La musique a presque réussi à couvrir les cris des élèves. Dans le gymnase d'une école élémentaire de Rennes (Ille-et-Vilaine), les enfants répètent leur spectacle de fin d’année sur fond de Gangnam Style. Le lendemain, mercredi, il n'y aura pas classe. Pour la dernière fois. Ces petits Rennais font partie des 22% d’élèves du primaire - dans le public - à expérimenter la réforme des rythmes scolaires dès la rentrée prochaine. Et dans cet établissement, comme dans d'autres, le passage accéléré à la semaine de 4,5 jours est un vrai casse-tête, où s'entrechoquent les emplois du temps et les egos des instituteurs et des animateurs.
La directrice de cet établissement - neuf classes, plusieurs salles annexes, près de 200 élèves - ne sait pas où elle va caser, à la rentrée prochaine, les nouvelles activités périscolaires générées par la réforme.
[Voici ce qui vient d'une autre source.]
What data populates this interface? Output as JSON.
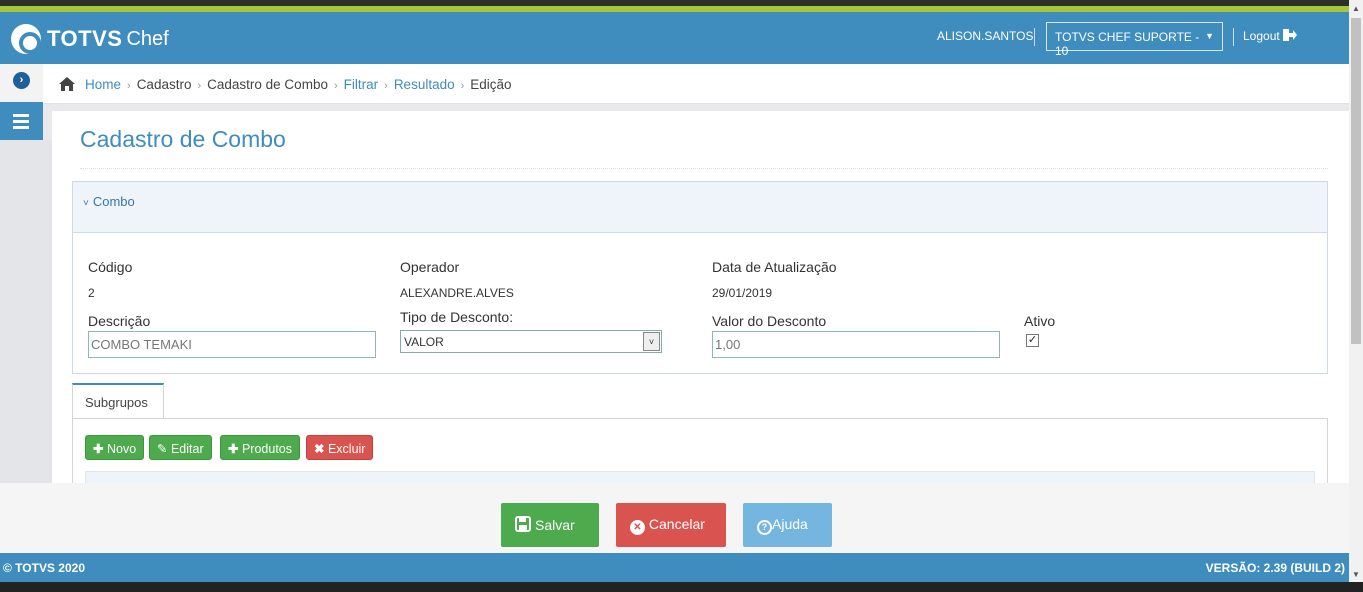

Entre l’ouverture d’une nouvelle classe, l’étude le soir, l’accueil d’élèves d'autres établissements le midi et des locaux mal insonorisés, seuls deux ateliers sportifs, accueillant 24 élèves, pourront être organisés chaque semaine. "Deux ateliers pour 24 élèves, la voilà la réforme", peste une enseignante.
"On avait imaginé que les élèves iraient au théâtre, à l’opéra..."
Alors que l'on s'attendait à n’entendre parler que de "temps" scolaire dans les écoles visitées par francetv info à l’approche des vacances d'été, le mot "espace" revient en boucle. Il est même devenu le nerf de la guerre. "Je vois d'ici le bazar, avec 18 animateurs qui vont débarquer à 15 heures !", pronostique le directeur de l'école de la rue des Bauches, dans le 16e arrondissement, à Paris. Comme Rennes, la capitale a opté pour un passage à la semaine de 4,5 jours en septembre 2013.
"On avait imaginé que les élèves iraient au théâtre, à l'opéra... Ils n’auront même pas le temps de partir qu’ils seront déjà revenus !", ironise Marie*, une enseignante chevronnée de cette école parisienne. Les contraintes de temps, d’encadrement, et de distance entourant les déplacements des élèves - ils ne doivent pas durer plus de dix minutes à pied - font que le gros des activités périscolaires se dérouleront dans les murs des écoles.
Deux fois plus d'enfants en centres de loisirs le mercredi
Dans le modèle d’emploi du temps retenu par la mairie (PS) de Paris, des ateliers culturels et sportifs seront organisés le mardi et le vendredi, de 15 heures à 16h30, grâce au report de trois heures de cours le mercredi matin. "Quand les élèves finiront les cours à 15 heures, qu’est-ce qu’on va faire de leurs 300 cartables ? Car ils vont tous rester, c'est sûr, les activités sont gratuites !", estime une prof de la rue des Bauches. Le retour de l'école le mercredi matin fait également craindre à la communauté éducative une affluence plus grande dans les établissements le mercredi après-midi. Selon Jean-François Laffont, secrétaire général de la CGT animation, le nombre d’élèves actuellement accueillis en centre de loisirs ce jour-là (26 000), pourrait doubler.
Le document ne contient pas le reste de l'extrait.